Training on different algorithms
- LinearRegression straight-forward has no hyperparamaters
- Lasso takes a penatly of 2.0, the higher the penalty the better feature selection(reducing the weight to zero) in done on the dataset.
- MLPRegressor takes two hidden_layers, 10 neurons and 5 neurons on each layer, trains on a max iteration of 5000 till model converges
- GradientBoostingRegressor, takes 100 trees(n_estimators), very low learning_rate so the model has stable convergence, max_depth 3 for how complex level of the trees, random_state for reproducibility.
- SVR takes the RBF so it suits non-linear relationships, C for penalty, chose 1 to avoid overfitting, epsilon the margin for error tolerance

# Evaluation Metrics

## Metrics on Test Data

In [13]:
# Calculate the MSE for model predictions
mse_lr = mean_squared_error(y_test, y_pred_lr)
mse_lasso = mean_squared_error(y_test, y_pred_lasso)
mse_neural = mean_squared_error(y_test, y_pred_mlp)
mse_gradient = mean_squared_error(y_test, y_pred_gbr)
mse_svr = mean_squared_error(y_test, y_pred_svr)

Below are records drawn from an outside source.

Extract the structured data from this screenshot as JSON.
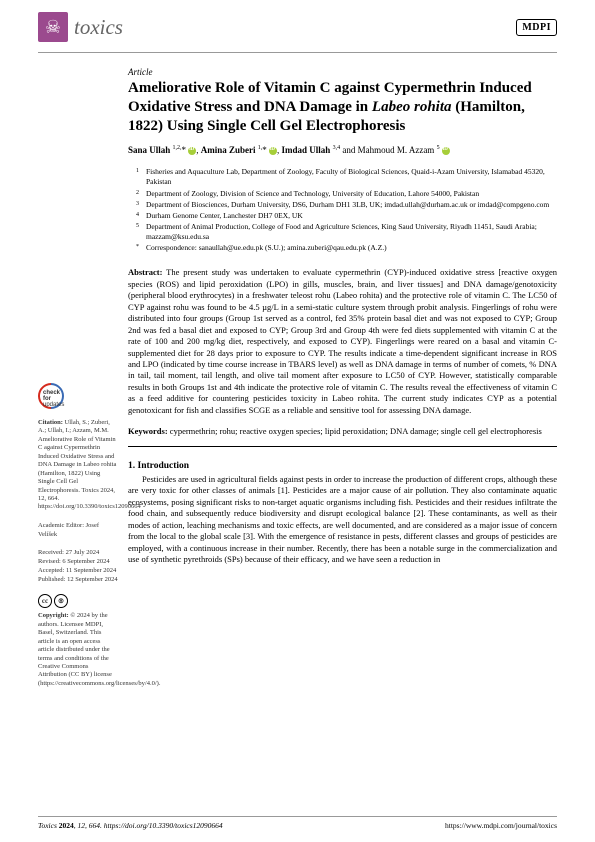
{
  "header": {
    "journal_name": "toxics",
    "publisher": "MDPI"
  },
  "article": {
    "type": "Article",
    "title_pre": "Ameliorative Role of Vitamin C against Cypermethrin Induced Oxidative Stress and DNA Damage in ",
    "title_species": "Labeo rohita",
    "title_post": " (Hamilton, 1822) Using Single Cell Gel Electrophoresis",
    "authors_html": "Sana Ullah",
    "a1_sup": "1,2,",
    "a2": "Amina Zuberi",
    "a2_sup": "1,",
    "a3": "Imdad Ullah",
    "a3_sup": "3,4",
    "a4": " and Mahmoud M. Azzam",
    "a4_sup": "5"
  },
  "affiliations": {
    "a1": "Fisheries and Aquaculture Lab, Department of Zoology, Faculty of Biological Sciences, Quaid-i-Azam University, Islamabad 45320, Pakistan",
    "a2": "Department of Zoology, Division of Science and Technology, University of Education, Lahore 54000, Pakistan",
    "a3": "Department of Biosciences, Durham University, DS6, Durham DH1 3LB, UK; imdad.ullah@durham.ac.uk or imdad@compgeno.com",
    "a4": "Durham Genome Center, Lanchester DH7 0EX, UK",
    "a5": "Department of Animal Production, College of Food and Agriculture Sciences, King Saud University, Riyadh 11451, Saudi Arabia; mazzam@ksu.edu.sa",
    "corr": "Correspondence: sanaullah@ue.edu.pk (S.U.); amina.zuberi@qau.edu.pk (A.Z.)"
  },
  "abstract": {
    "label": "Abstract:",
    "text": " The present study was undertaken to evaluate cypermethrin (CYP)-induced oxidative stress [reactive oxygen species (ROS) and lipid peroxidation (LPO) in gills, muscles, brain, and liver tissues] and DNA damage/genotoxicity (peripheral blood erythrocytes) in a freshwater teleost rohu (Labeo rohita) and the protective role of vitamin C. The LC50 of CYP against rohu was found to be 4.5 µg/L in a semi-static culture system through probit analysis. Fingerlings of rohu were distributed into four groups (Group 1st served as a control, fed 35% protein basal diet and was not exposed to CYP; Group 2nd was fed a basal diet and exposed to CYP; Group 3rd and Group 4th were fed diets supplemented with vitamin C at the rate of 100 and 200 mg/kg diet, respectively, and exposed to CYP). Fingerlings were reared on a basal and vitamin C-supplemented diet for 28 days prior to exposure to CYP. The results indicate a time-dependent significant increase in ROS and LPO (indicated by time course increase in TBARS level) as well as DNA damage in terms of number of comets, % DNA in tail, tail moment, tail length, and olive tail moment after exposure to LC50 of CYP. However, statistically comparable results in both Groups 1st and 4th indicate the protective role of vitamin C. The results reveal the effectiveness of vitamin C as a feed additive for countering pesticides toxicity in Labeo rohita. The current study indicates CYP as a potential genotoxicant for fish and classifies SCGE as a reliable and sensitive tool for assessing DNA damage."
  },
  "keywords": {
    "label": "Keywords:",
    "text": " cypermethrin; rohu; reactive oxygen species; lipid peroxidation; DNA damage; single cell gel electrophoresis"
  },
  "section1": {
    "heading": "1. Introduction",
    "p1": "Pesticides are used in agricultural fields against pests in order to increase the production of different crops, although these are very toxic for other classes of animals [1]. Pesticides are a major cause of air pollution. They also contaminate aquatic ecosystems, posing significant risks to non-target aquatic organisms including fish. Pesticides and their residues infiltrate the food chain, and subsequently reduce biodiversity and disrupt ecological balance [2]. These contaminants, as well as their modes of action, leaching mechanisms and toxic effects, are well documented, and are considered as a major issue of concern from the local to the global scale [3]. With the emergence of resistance in pests, different classes and groups of pesticides are employed, with a continuous increase in their number. Recently, there has been a notable surge in the commercialization and use of synthetic pyrethroids (SPs) because of their efficacy, and we have seen a reduction in"
  },
  "sidebar": {
    "check_l1": "check for",
    "check_l2": "updates",
    "citation_label": "Citation:",
    "citation_text": " Ullah, S.; Zuberi, A.; Ullah, I.; Azzam, M.M. Ameliorative Role of Vitamin C against Cypermethrin Induced Oxidative Stress and DNA Damage in Labeo rohita (Hamilton, 1822) Using Single Cell Gel Electrophoresis. Toxics 2024, 12, 664. https://doi.org/10.3390/toxics12090664",
    "editor": "Academic Editor: Josef Velíšek",
    "received": "Received: 27 July 2024",
    "revised": "Revised: 6 September 2024",
    "accepted": "Accepted: 11 September 2024",
    "published": "Published: 12 September 2024",
    "copyright_label": "Copyright:",
    "copyright_text": " © 2024 by the authors. Licensee MDPI, Basel, Switzerland. This article is an open access article distributed under the terms and conditions of the Creative Commons Attribution (CC BY) license (https://creativecommons.org/licenses/by/4.0/)."
  },
  "footer": {
    "left_ital": "Toxics ",
    "left_bold": "2024",
    "left_rest": ", 12, 664. https://doi.org/10.3390/toxics12090664",
    "right": "https://www.mdpi.com/journal/toxics"
  }
}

print(f'Linear Regression - MSE: {mse_lr:.2f}')
print(f'Lasso Regression - MSE: {mse_lasso:.2f}')
print(f'Neural Network - MSE: {mse_neural:.2f}')
print(f'Gradient Boosting - MSE: {mse_gradient:.2f}')
print(f'SVR - MSE: {mse_svr:.2f}')

Linear Regression - MSE: 35478020.68
Lasso Regression - MSE: 35491022.54
Neural Network - MSE: 36263054.07
Gradient Boosting - MSE: 18218239.92
SVR - MSE: 208462453.98


Mean Squared Error for each Model, measures the average squared difference between actual and predicted values. Lower MSE means better model performance.

## Comparion Analysis

The **Mean Squared Error (MSE)** shows how far predictions are from actual values—the lower, the better. **Gradient Boosting performed best** with the lowest MSE (18M), meaning it made the most accurate predictions. **Linear Regression and Lasso Regression** had similar MSE (35M), showing that regularization (Lasso) didn’t help much. **Neural Network (MLP)** did slightly worse (~36M), possibly due to poor training or unsuitable data. **SVR performed the worst** (208M), likely due to bad hyperparameters or struggling with non-linear data. This suggests **Gradient Boosting is the best choice**, as it captures complex patterns better than the other models.